As a follow up to this post on Inflation Lessons from Paul Krugman:
Demand-siders like me saw this as very much a slump caused by inadequate spending: thanks largely to the overhang of debt from the bubble years, aggregate demand fell, pushing us into a classic liquidity trap.
But many people — some of them credentialed economists — insisted that it was actually some kind of supply shock instead. Either they had an Austrian story in which the economy’s productive capacity was undermined by bad investments in the boom, or they claimed that Obama’s high taxes and regulation had undermined the incentive to work (of course, Obama didn’t actually impose high taxes or onerous regulations, but leave that aside for now).
How could you tell which story was right? One answer was to look at the behavior of ... inflation. For if you believed a demand-side story, you would also believe that even a large monetary expansion would have little inflationary effect; if you believed a supply-side story, you would expect lots of inflation from too much money chasing a reduced supply of goods. And indeed, people on the right have been forecasting runaway inflation for years now.
Yet the predicted inflation keeps not coming. ... So what we’ve had is as good a test of rival views as one ever gets in macroeconomics — which makes it remarkable that the GOP is now firmly committed to the view that failed.
Note what's been happening to estimated inflation expectations lately:
[Source: Cleveland Fed]
The Fed has used fear of inflation to argue against doing more for the unemployed, but what's the Fed so afraid of? Where's the evidence fo their fears?
(When fear of inflation fails as an argument against further easing, as it has, the Fed also relies upon a vague fear that further quantitative easing would somehow break overnight money markets. But as FT Alphaville has noted several times -- and I've noted this as well -- those fears are hard to understand, and the minutes from the last Fed meeting seemed to indicate they were largely unfounded.

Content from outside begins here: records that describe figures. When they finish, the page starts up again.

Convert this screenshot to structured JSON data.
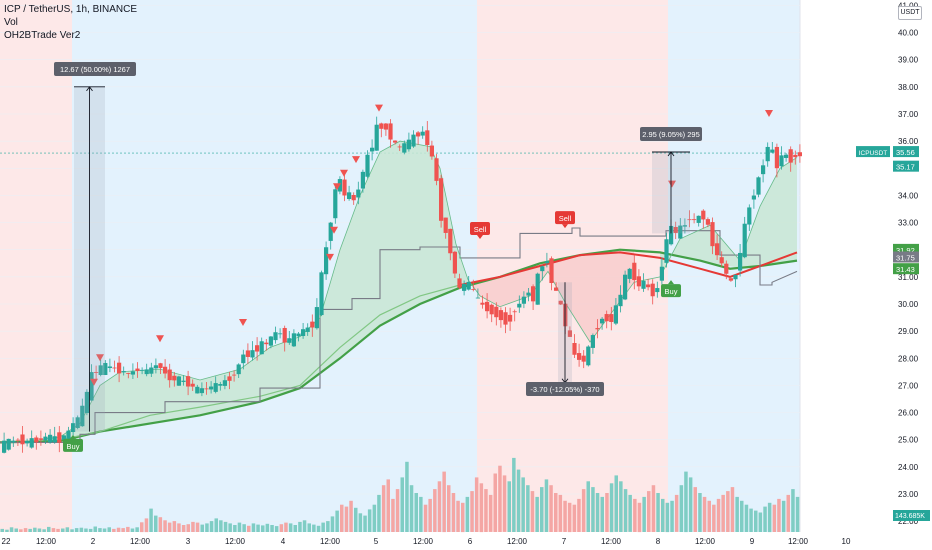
{
  "header": {
    "symbol_line": "ICP / TetherUS, 1h, BINANCE",
    "vol_label": "Vol",
    "indicator_label": "OH2BTrade Ver2",
    "currency": "USDT"
  },
  "colors": {
    "up": "#26a69a",
    "down": "#ef5350",
    "bg_buy": "#e3f2fd",
    "bg_sell": "#fde8e8",
    "ema_slow": "#43a047",
    "ema_red": "#e53935",
    "step_line": "#787b86",
    "cloud_green": "#c8e6d3",
    "cloud_red": "#f8cdcd",
    "axis_text": "#131722"
  },
  "chart_data": {
    "type": "candlestick",
    "ylim": [
      21.6,
      41.2
    ],
    "y_ticks": [
      22.0,
      23.0,
      24.0,
      25.0,
      26.0,
      27.0,
      28.0,
      29.0,
      30.0,
      31.0,
      32.0,
      33.0,
      34.0,
      35.0,
      36.0,
      37.0,
      38.0,
      39.0,
      40.0,
      41.0
    ],
    "x_ticks": [
      "22",
      "12:00",
      "2",
      "12:00",
      "3",
      "12:00",
      "4",
      "12:00",
      "5",
      "12:00",
      "6",
      "12:00",
      "7",
      "12:00",
      "8",
      "12:00",
      "9",
      "12:00",
      "10"
    ],
    "background_zones": [
      {
        "signal": "sell",
        "from": "22",
        "to": "1 18:00"
      },
      {
        "signal": "buy",
        "from": "1 18:00",
        "to": "6 03:00"
      },
      {
        "signal": "sell",
        "from": "6 03:00",
        "to": "8 06:00"
      },
      {
        "signal": "buy",
        "from": "8 06:00",
        "to": "9 12:00"
      }
    ],
    "price_path": [
      [
        0,
        24.7
      ],
      [
        10,
        24.9
      ],
      [
        20,
        25.0
      ],
      [
        30,
        24.9
      ],
      [
        40,
        25.0
      ],
      [
        50,
        25.1
      ],
      [
        60,
        25.0
      ],
      [
        70,
        25.2
      ],
      [
        75,
        25.6
      ],
      [
        80,
        25.7
      ],
      [
        88,
        26.4
      ],
      [
        92,
        27.2
      ],
      [
        96,
        27.5
      ],
      [
        100,
        27.6
      ],
      [
        110,
        27.7
      ],
      [
        120,
        27.6
      ],
      [
        130,
        27.4
      ],
      [
        140,
        27.6
      ],
      [
        150,
        27.5
      ],
      [
        160,
        27.8
      ],
      [
        165,
        27.6
      ],
      [
        170,
        27.3
      ],
      [
        180,
        27.2
      ],
      [
        190,
        27.1
      ],
      [
        200,
        26.8
      ],
      [
        210,
        26.9
      ],
      [
        220,
        27.0
      ],
      [
        230,
        27.2
      ],
      [
        240,
        27.6
      ],
      [
        245,
        28.2
      ],
      [
        250,
        28.1
      ],
      [
        260,
        28.4
      ],
      [
        270,
        28.6
      ],
      [
        280,
        29.0
      ],
      [
        290,
        28.6
      ],
      [
        300,
        28.9
      ],
      [
        310,
        29.1
      ],
      [
        318,
        29.4
      ],
      [
        322,
        30.5
      ],
      [
        326,
        31.6
      ],
      [
        330,
        32.4
      ],
      [
        334,
        33.3
      ],
      [
        338,
        34.3
      ],
      [
        342,
        34.6
      ],
      [
        346,
        34.0
      ],
      [
        350,
        34.1
      ],
      [
        356,
        33.8
      ],
      [
        362,
        34.4
      ],
      [
        368,
        35.2
      ],
      [
        374,
        35.8
      ],
      [
        378,
        36.4
      ],
      [
        382,
        36.6
      ],
      [
        388,
        36.5
      ],
      [
        394,
        36.1
      ],
      [
        400,
        35.7
      ],
      [
        406,
        35.8
      ],
      [
        412,
        36.0
      ],
      [
        418,
        36.2
      ],
      [
        424,
        36.4
      ],
      [
        430,
        35.9
      ],
      [
        436,
        35.2
      ],
      [
        440,
        34.3
      ],
      [
        444,
        33.0
      ],
      [
        450,
        32.5
      ],
      [
        456,
        31.3
      ],
      [
        462,
        30.5
      ],
      [
        468,
        30.8
      ],
      [
        474,
        30.6
      ],
      [
        480,
        30.1
      ],
      [
        490,
        29.8
      ],
      [
        500,
        29.6
      ],
      [
        510,
        29.3
      ],
      [
        518,
        29.9
      ],
      [
        524,
        30.1
      ],
      [
        530,
        30.5
      ],
      [
        536,
        30.2
      ],
      [
        542,
        31.3
      ],
      [
        548,
        31.8
      ],
      [
        552,
        31.1
      ],
      [
        556,
        30.6
      ],
      [
        562,
        30.0
      ],
      [
        566,
        29.5
      ],
      [
        570,
        29.0
      ],
      [
        576,
        28.1
      ],
      [
        582,
        28.0
      ],
      [
        588,
        27.9
      ],
      [
        594,
        28.8
      ],
      [
        600,
        29.2
      ],
      [
        606,
        29.6
      ],
      [
        612,
        29.3
      ],
      [
        618,
        29.8
      ],
      [
        624,
        30.5
      ],
      [
        628,
        31.0
      ],
      [
        634,
        31.4
      ],
      [
        640,
        30.6
      ],
      [
        646,
        30.8
      ],
      [
        652,
        30.5
      ],
      [
        658,
        30.3
      ],
      [
        662,
        31.0
      ],
      [
        668,
        32.3
      ],
      [
        674,
        32.8
      ],
      [
        680,
        32.6
      ],
      [
        686,
        32.9
      ],
      [
        692,
        33.2
      ],
      [
        698,
        33.0
      ],
      [
        704,
        33.4
      ],
      [
        710,
        32.9
      ],
      [
        716,
        32.1
      ],
      [
        722,
        31.6
      ],
      [
        728,
        31.2
      ],
      [
        734,
        30.7
      ],
      [
        740,
        31.4
      ],
      [
        746,
        32.6
      ],
      [
        750,
        33.4
      ],
      [
        756,
        34.1
      ],
      [
        760,
        34.5
      ],
      [
        764,
        34.9
      ],
      [
        768,
        35.7
      ],
      [
        772,
        35.9
      ],
      [
        776,
        35.4
      ],
      [
        780,
        35.1
      ],
      [
        786,
        35.6
      ],
      [
        792,
        35.3
      ],
      [
        797,
        35.5
      ]
    ],
    "series": [
      {
        "kind": "ema_slow",
        "points": [
          [
            0,
            24.9
          ],
          [
            60,
            24.95
          ],
          [
            100,
            25.3
          ],
          [
            200,
            25.9
          ],
          [
            260,
            26.4
          ],
          [
            300,
            26.9
          ],
          [
            340,
            28.0
          ],
          [
            380,
            29.2
          ],
          [
            420,
            30.0
          ],
          [
            460,
            30.6
          ],
          [
            500,
            31.0
          ],
          [
            540,
            31.5
          ],
          [
            580,
            31.8
          ],
          [
            620,
            32.0
          ],
          [
            660,
            31.9
          ],
          [
            700,
            31.6
          ],
          [
            730,
            31.3
          ],
          [
            760,
            31.4
          ],
          [
            797,
            31.6
          ]
        ]
      },
      {
        "kind": "ema_mid",
        "points": [
          [
            60,
            25.0
          ],
          [
            100,
            25.3
          ],
          [
            150,
            25.9
          ],
          [
            200,
            26.2
          ],
          [
            260,
            26.6
          ],
          [
            300,
            27.0
          ],
          [
            340,
            28.4
          ],
          [
            380,
            29.6
          ],
          [
            420,
            30.3
          ],
          [
            460,
            30.7
          ]
        ]
      },
      {
        "kind": "ema_red",
        "points": [
          [
            460,
            30.7
          ],
          [
            500,
            31.0
          ],
          [
            540,
            31.4
          ],
          [
            580,
            31.8
          ],
          [
            620,
            31.9
          ],
          [
            660,
            31.7
          ],
          [
            700,
            31.3
          ],
          [
            730,
            31.0
          ],
          [
            760,
            31.4
          ],
          [
            797,
            31.9
          ]
        ]
      },
      {
        "kind": "step_line",
        "points": [
          [
            0,
            24.9
          ],
          [
            80,
            24.9
          ],
          [
            80,
            25.2
          ],
          [
            95,
            25.2
          ],
          [
            95,
            26.0
          ],
          [
            165,
            26.0
          ],
          [
            165,
            26.4
          ],
          [
            260,
            26.4
          ],
          [
            260,
            26.9
          ],
          [
            320,
            26.9
          ],
          [
            320,
            29.8
          ],
          [
            352,
            29.8
          ],
          [
            352,
            30.2
          ],
          [
            380,
            30.2
          ],
          [
            380,
            32.0
          ],
          [
            420,
            32.0
          ],
          [
            420,
            32.1
          ],
          [
            460,
            32.1
          ],
          [
            460,
            31.7
          ],
          [
            520,
            31.7
          ],
          [
            520,
            32.6
          ],
          [
            572,
            32.6
          ],
          [
            572,
            32.8
          ],
          [
            580,
            32.8
          ],
          [
            580,
            32.5
          ],
          [
            666,
            32.5
          ],
          [
            666,
            32.7
          ],
          [
            720,
            32.7
          ],
          [
            720,
            31.8
          ],
          [
            760,
            31.8
          ],
          [
            760,
            30.7
          ],
          [
            772,
            30.7
          ],
          [
            772,
            30.8
          ],
          [
            797,
            31.2
          ]
        ]
      },
      {
        "kind": "fast_line",
        "points": [
          [
            40,
            25.0
          ],
          [
            60,
            25.1
          ],
          [
            80,
            25.6
          ],
          [
            100,
            27.0
          ],
          [
            120,
            27.5
          ],
          [
            160,
            27.6
          ],
          [
            200,
            27.2
          ],
          [
            240,
            27.6
          ],
          [
            270,
            28.4
          ],
          [
            300,
            28.8
          ],
          [
            320,
            29.5
          ],
          [
            340,
            32.0
          ],
          [
            360,
            34.0
          ],
          [
            380,
            35.6
          ],
          [
            400,
            36.0
          ],
          [
            430,
            35.8
          ],
          [
            440,
            35.0
          ],
          [
            456,
            32.2
          ],
          [
            468,
            30.9
          ],
          [
            480,
            30.3
          ],
          [
            500,
            29.9
          ],
          [
            530,
            30.3
          ],
          [
            548,
            31.2
          ],
          [
            566,
            30.0
          ],
          [
            590,
            28.6
          ],
          [
            610,
            29.6
          ],
          [
            634,
            30.8
          ],
          [
            660,
            31.0
          ],
          [
            680,
            32.4
          ],
          [
            710,
            32.9
          ],
          [
            740,
            31.6
          ],
          [
            760,
            33.6
          ],
          [
            780,
            35.0
          ],
          [
            797,
            35.4
          ]
        ]
      }
    ],
    "volume": {
      "axis_max": 300,
      "label": "143.685K",
      "bars": [
        8,
        6,
        12,
        9,
        7,
        10,
        8,
        11,
        9,
        7,
        13,
        10,
        8,
        9,
        12,
        7,
        10,
        11,
        9,
        8,
        14,
        10,
        9,
        12,
        8,
        11,
        10,
        13,
        9,
        12,
        25,
        35,
        60,
        42,
        38,
        30,
        24,
        28,
        22,
        18,
        20,
        26,
        24,
        19,
        22,
        28,
        35,
        30,
        26,
        22,
        18,
        24,
        20,
        16,
        22,
        19,
        17,
        21,
        18,
        15,
        20,
        24,
        22,
        18,
        26,
        30,
        22,
        19,
        16,
        24,
        28,
        40,
        55,
        70,
        65,
        80,
        62,
        48,
        42,
        58,
        70,
        95,
        120,
        135,
        85,
        110,
        140,
        180,
        120,
        100,
        90,
        70,
        85,
        110,
        130,
        155,
        120,
        100,
        80,
        75,
        90,
        105,
        140,
        125,
        110,
        95,
        150,
        170,
        145,
        130,
        190,
        160,
        140,
        120,
        105,
        90,
        115,
        135,
        120,
        100,
        95,
        80,
        75,
        70,
        85,
        110,
        130,
        115,
        100,
        90,
        100,
        125,
        145,
        130,
        110,
        95,
        85,
        75,
        90,
        105,
        120,
        100,
        85,
        75,
        80,
        95,
        120,
        155,
        140,
        115,
        100,
        90,
        80,
        70,
        85,
        95,
        105,
        115,
        90,
        80,
        70,
        60,
        55,
        50,
        65,
        75,
        70,
        85,
        80,
        95,
        110,
        90
      ]
    },
    "price_labels": [
      {
        "text": "ICPUSDT",
        "value": 35.56,
        "color": "#26a69a"
      },
      {
        "text": "35.56",
        "value": 35.56,
        "color": "#26a69a"
      },
      {
        "text": "35.17",
        "value": 35.17,
        "color": "#26a69a"
      },
      {
        "text": "31.92",
        "value": 31.92,
        "color": "#43a047"
      },
      {
        "text": "31.75",
        "value": 31.75,
        "color": "#787b86"
      },
      {
        "text": "31.43",
        "value": 31.43,
        "color": "#43a047"
      }
    ],
    "measurements": [
      {
        "text": "12.67 (50.00%) 1267",
        "from": 25.3,
        "to": 38.0,
        "color": "#787b86"
      },
      {
        "text": "2.95 (9.05%) 295",
        "from": 32.6,
        "to": 35.6,
        "color": "#787b86"
      },
      {
        "text": "-3.70 (-12.05%) -370",
        "from": 30.8,
        "to": 27.1,
        "color": "#787b86"
      }
    ],
    "signals": [
      {
        "label": "Buy",
        "type": "buy",
        "value": 24.7
      },
      {
        "label": "Sell",
        "type": "sell",
        "value": 32.8
      },
      {
        "label": "Sell",
        "type": "sell",
        "value": 33.2
      },
      {
        "label": "Buy",
        "type": "buy",
        "value": 30.4
      }
    ],
    "arrows_down": [
      [
        94,
        27.1
      ],
      [
        100,
        28.0
      ],
      [
        160,
        28.7
      ],
      [
        243,
        29.3
      ],
      [
        337,
        34.3
      ],
      [
        344,
        34.8
      ],
      [
        356,
        35.3
      ],
      [
        379,
        37.2
      ],
      [
        334,
        32.7
      ],
      [
        330,
        31.7
      ],
      [
        672,
        34.4
      ],
      [
        769,
        37.0
      ]
    ],
    "arrows_up": [
      [
        578,
        27.0
      ]
    ]
  }
}
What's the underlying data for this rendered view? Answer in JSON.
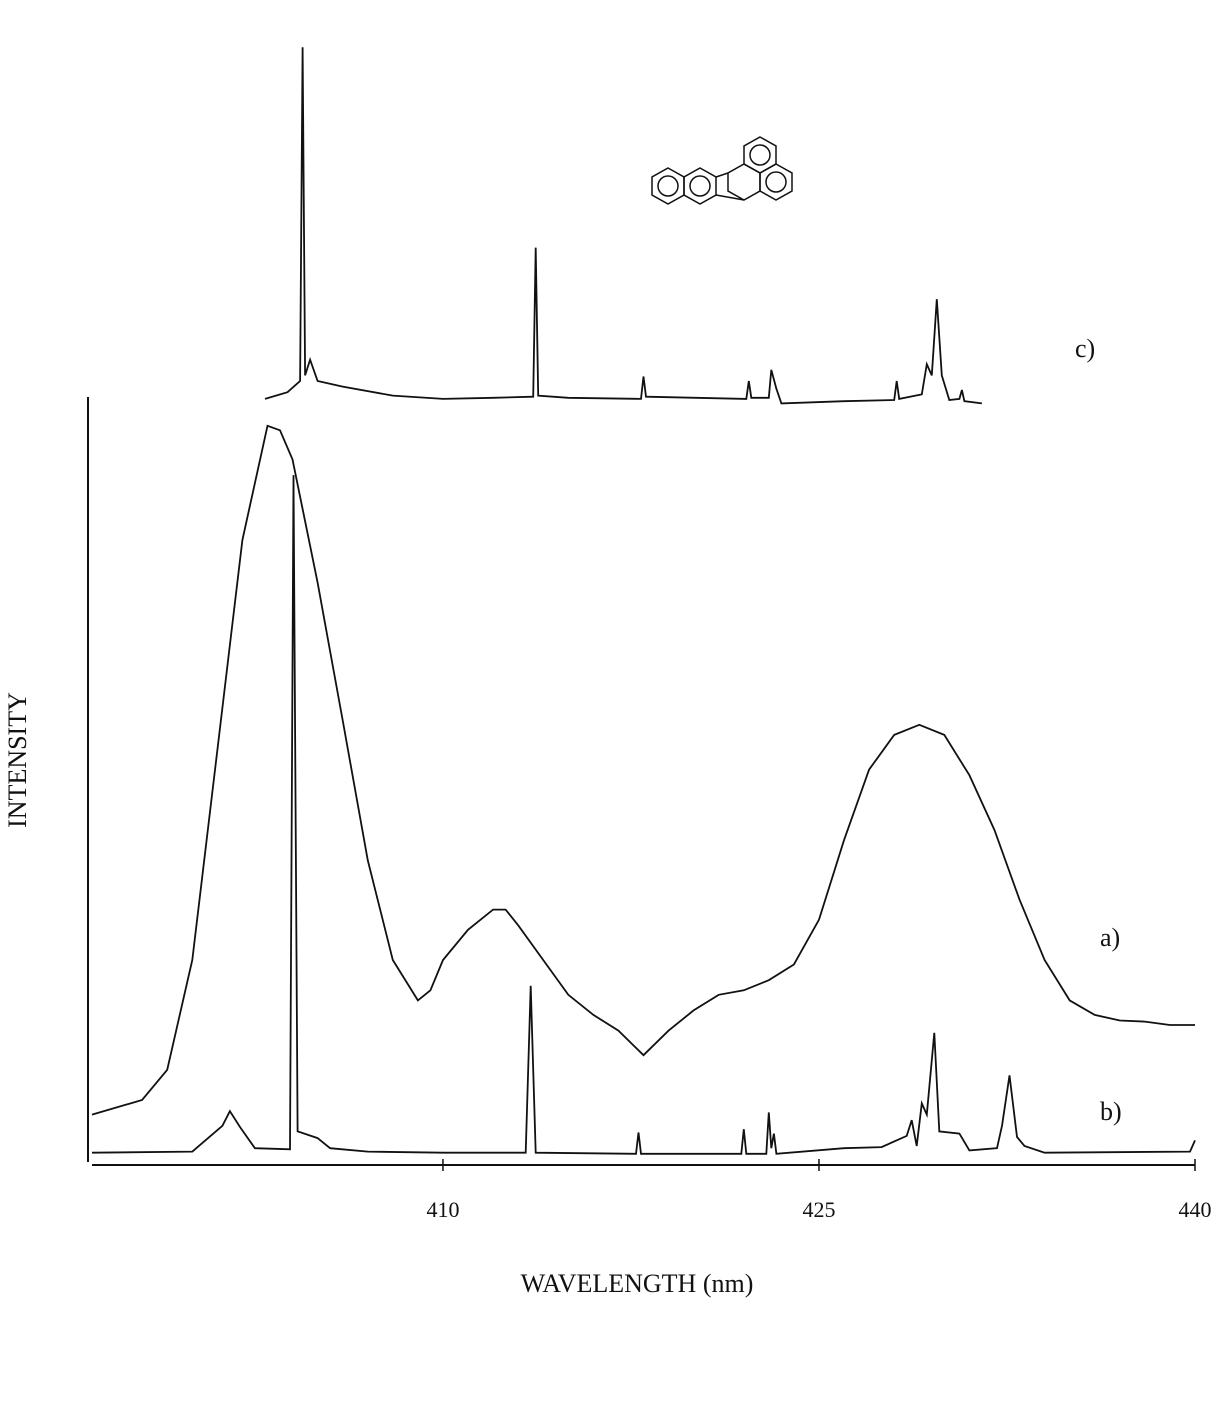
{
  "chart_data": {
    "type": "line",
    "xlabel": "WAVELENGTH (nm)",
    "ylabel": "INTENSITY",
    "xlim": [
      396,
      440
    ],
    "xticks": [
      410,
      425,
      440
    ],
    "ylim": [
      0,
      100
    ],
    "color": "#111111",
    "series": [
      {
        "name": "a)",
        "x": [
          396,
          398,
          399,
          400,
          401,
          402,
          403,
          403.5,
          404,
          405,
          406,
          407,
          408,
          409,
          409.5,
          410,
          411,
          412,
          412.5,
          413,
          414,
          415,
          416,
          417,
          418,
          419,
          420,
          421,
          422,
          423,
          424,
          425,
          426,
          427,
          428,
          429,
          430,
          431,
          432,
          433,
          434,
          435,
          436,
          437,
          438,
          439,
          440
        ],
        "values": [
          4.5,
          5.8,
          8.5,
          18.3,
          37,
          55.8,
          66,
          65.6,
          63,
          52,
          39.7,
          27.2,
          18.3,
          14.7,
          15.6,
          18.3,
          21,
          22.8,
          22.8,
          21.4,
          18.3,
          15.2,
          13.4,
          12,
          9.8,
          12,
          13.8,
          15.2,
          15.6,
          16.5,
          17.9,
          21.9,
          29,
          35.3,
          38.4,
          39.3,
          38.4,
          34.8,
          29.9,
          23.7,
          18.3,
          14.7,
          13.4,
          12.9,
          12.8,
          12.5,
          12.5
        ]
      },
      {
        "name": "b)",
        "x": [
          396,
          400,
          401.2,
          401.5,
          401.9,
          402.5,
          403.9,
          404.04,
          404.2,
          405,
          405.5,
          407,
          410,
          413.3,
          413.5,
          413.7,
          417.7,
          417.8,
          417.9,
          421.9,
          422,
          422.1,
          422.9,
          423,
          423.1,
          423.2,
          423.3,
          426,
          427.5,
          428.5,
          428.7,
          428.9,
          429.1,
          429.3,
          429.6,
          429.8,
          430.6,
          431,
          432.1,
          432.3,
          432.6,
          432.9,
          433.2,
          434,
          439.8,
          440
        ],
        "values": [
          1.1,
          1.2,
          3.5,
          4.8,
          3.4,
          1.5,
          1.4,
          61.6,
          3,
          2.4,
          1.5,
          1.2,
          1.1,
          1.1,
          16,
          1.1,
          1,
          2.9,
          1,
          1,
          3.2,
          1,
          1,
          4.7,
          1.5,
          2.8,
          1,
          1.5,
          1.6,
          2.6,
          4,
          1.7,
          5.5,
          4.5,
          11.8,
          3,
          2.8,
          1.3,
          1.5,
          3.5,
          8,
          2.5,
          1.7,
          1.1,
          1.2,
          2.2
        ]
      },
      {
        "name": "c)",
        "x": [
          402.9,
          403.8,
          404.3,
          404.4,
          404.5,
          404.7,
          405,
          406,
          408,
          410,
          412,
          413.6,
          413.7,
          413.8,
          415,
          417.9,
          418,
          418.1,
          422.1,
          422.2,
          422.3,
          423,
          423.1,
          423.3,
          423.5,
          426,
          428,
          428.1,
          428.2,
          429.1,
          429.3,
          429.5,
          429.7,
          429.9,
          430.2,
          430.6,
          430.7,
          430.8,
          431.5
        ],
        "values": [
          68.4,
          69,
          70,
          99.8,
          70.5,
          71.9,
          70,
          69.5,
          68.7,
          68.4,
          68.5,
          68.6,
          81.9,
          68.7,
          68.5,
          68.4,
          70.4,
          68.6,
          68.4,
          70,
          68.5,
          68.5,
          71,
          69.3,
          68,
          68.2,
          68.3,
          70,
          68.4,
          68.8,
          71.5,
          70.5,
          77.3,
          70.5,
          68.3,
          68.4,
          69.2,
          68.2,
          68
        ]
      }
    ]
  }
}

So I, too, "remain curious to get some details about exactly what Bernanke meant when he said that further easing shouldn’t be undertaken lightly because it would pose a risk to 'market functioning' and 'financial stability.'" That's especially true in light of the statement in the the most recent FOMC minutes that they have looked at this worry and determined that, repeating a quote from FT Alphaville, there is "substantial capacity for additional purchases without disrupting market functioning."
Thus, it appears the biggest worries about further easing -- inflation and market disruption -- are unfounded, and it will be intersting to see what new excuses are invented to forestall action. I'm guessing it will be the old, "it's not in the data yet, but just wait, you'll see, inflation really will be a problem. Soon. Very soon." Never mind that we've been hearing this for years already.)